Frank Salomon’s Native Lords of Quito in the Age of the Incas (1985) is still the most complete ethnohistory of the Ecuadorian Andes in English. Making extensive use of indigenous legal documents from the early colonial period, Salomon focuses on what is today the city of Quito and the Los Chillos valley, as well as some discussion about pre-Incan societies in the northern Andes, like the Cayambe and Carangue.
Salomon argued that Andean communities in this region used trade networks operated by traveling merchants, known as mindalae, to procure what they couldn’t produce locally. Salomon believed Quito was likely a market location, known as a tianquez.
At the time, this challenged the predominant theory of the Andean vertical archipelago as conceptualized by John Murra, in which communities were thought to have built their own agricultural colonies, known as mitma, in different climactic zones across the vertical landscape to produce everything they needed. Goods were shared among members of a community, known as an ayllu, and their leaders, known as kurakas, in a complex network of reciprocal exchange.
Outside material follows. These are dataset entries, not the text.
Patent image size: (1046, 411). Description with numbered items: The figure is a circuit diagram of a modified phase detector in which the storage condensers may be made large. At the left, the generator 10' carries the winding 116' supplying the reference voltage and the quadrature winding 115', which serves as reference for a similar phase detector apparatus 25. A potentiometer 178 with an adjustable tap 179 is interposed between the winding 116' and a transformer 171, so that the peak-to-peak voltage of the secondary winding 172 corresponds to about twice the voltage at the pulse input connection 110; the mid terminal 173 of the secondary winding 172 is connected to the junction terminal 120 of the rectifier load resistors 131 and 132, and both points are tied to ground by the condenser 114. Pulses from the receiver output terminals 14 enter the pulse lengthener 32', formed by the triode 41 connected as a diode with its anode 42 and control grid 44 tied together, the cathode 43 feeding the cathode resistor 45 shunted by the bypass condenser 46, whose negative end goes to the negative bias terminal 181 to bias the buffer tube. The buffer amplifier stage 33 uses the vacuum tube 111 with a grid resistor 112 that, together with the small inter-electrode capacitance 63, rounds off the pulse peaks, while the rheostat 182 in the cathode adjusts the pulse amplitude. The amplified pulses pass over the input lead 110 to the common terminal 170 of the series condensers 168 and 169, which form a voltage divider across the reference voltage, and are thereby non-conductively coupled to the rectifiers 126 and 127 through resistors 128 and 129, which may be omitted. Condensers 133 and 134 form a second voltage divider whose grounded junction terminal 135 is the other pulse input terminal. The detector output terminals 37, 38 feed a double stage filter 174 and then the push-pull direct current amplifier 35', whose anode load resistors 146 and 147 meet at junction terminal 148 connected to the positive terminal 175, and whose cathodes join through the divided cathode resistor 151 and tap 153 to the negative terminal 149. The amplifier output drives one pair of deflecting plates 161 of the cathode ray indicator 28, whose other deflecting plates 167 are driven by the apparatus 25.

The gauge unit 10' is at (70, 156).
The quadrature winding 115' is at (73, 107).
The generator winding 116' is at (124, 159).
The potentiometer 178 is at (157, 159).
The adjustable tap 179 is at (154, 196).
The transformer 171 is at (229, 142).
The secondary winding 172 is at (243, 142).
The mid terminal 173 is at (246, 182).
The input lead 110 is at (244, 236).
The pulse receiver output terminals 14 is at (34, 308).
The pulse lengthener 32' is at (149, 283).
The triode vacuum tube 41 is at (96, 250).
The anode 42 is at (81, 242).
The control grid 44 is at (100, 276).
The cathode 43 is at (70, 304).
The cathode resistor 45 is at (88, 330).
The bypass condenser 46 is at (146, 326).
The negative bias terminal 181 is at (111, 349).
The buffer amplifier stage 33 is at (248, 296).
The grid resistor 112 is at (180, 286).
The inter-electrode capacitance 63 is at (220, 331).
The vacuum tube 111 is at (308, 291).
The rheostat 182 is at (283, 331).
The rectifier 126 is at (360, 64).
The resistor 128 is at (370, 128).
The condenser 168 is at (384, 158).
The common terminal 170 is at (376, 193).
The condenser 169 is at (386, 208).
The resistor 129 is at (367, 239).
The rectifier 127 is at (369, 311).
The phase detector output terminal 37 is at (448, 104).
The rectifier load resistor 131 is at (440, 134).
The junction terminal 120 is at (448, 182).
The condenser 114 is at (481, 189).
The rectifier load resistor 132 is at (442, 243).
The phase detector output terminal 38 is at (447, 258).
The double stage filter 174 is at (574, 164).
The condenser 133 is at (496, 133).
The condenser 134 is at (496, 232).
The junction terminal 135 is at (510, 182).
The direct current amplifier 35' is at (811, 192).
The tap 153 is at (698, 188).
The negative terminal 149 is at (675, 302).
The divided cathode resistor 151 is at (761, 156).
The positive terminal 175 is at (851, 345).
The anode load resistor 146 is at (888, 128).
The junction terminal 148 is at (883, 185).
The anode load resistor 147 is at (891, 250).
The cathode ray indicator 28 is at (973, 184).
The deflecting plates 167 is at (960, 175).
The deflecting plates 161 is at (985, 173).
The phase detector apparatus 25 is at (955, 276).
Salomon argues that while the Incan conquest represented a major shift in regional society, its relatively short duration of about three decades was not enough to leave an overwhelming footprint on local culture. However, by the seventeenth century, even the chaos of the Incan period could evoke nostalgia, he says, a testament to the brutal conditions of life for indigenous communities in the colonial Andes.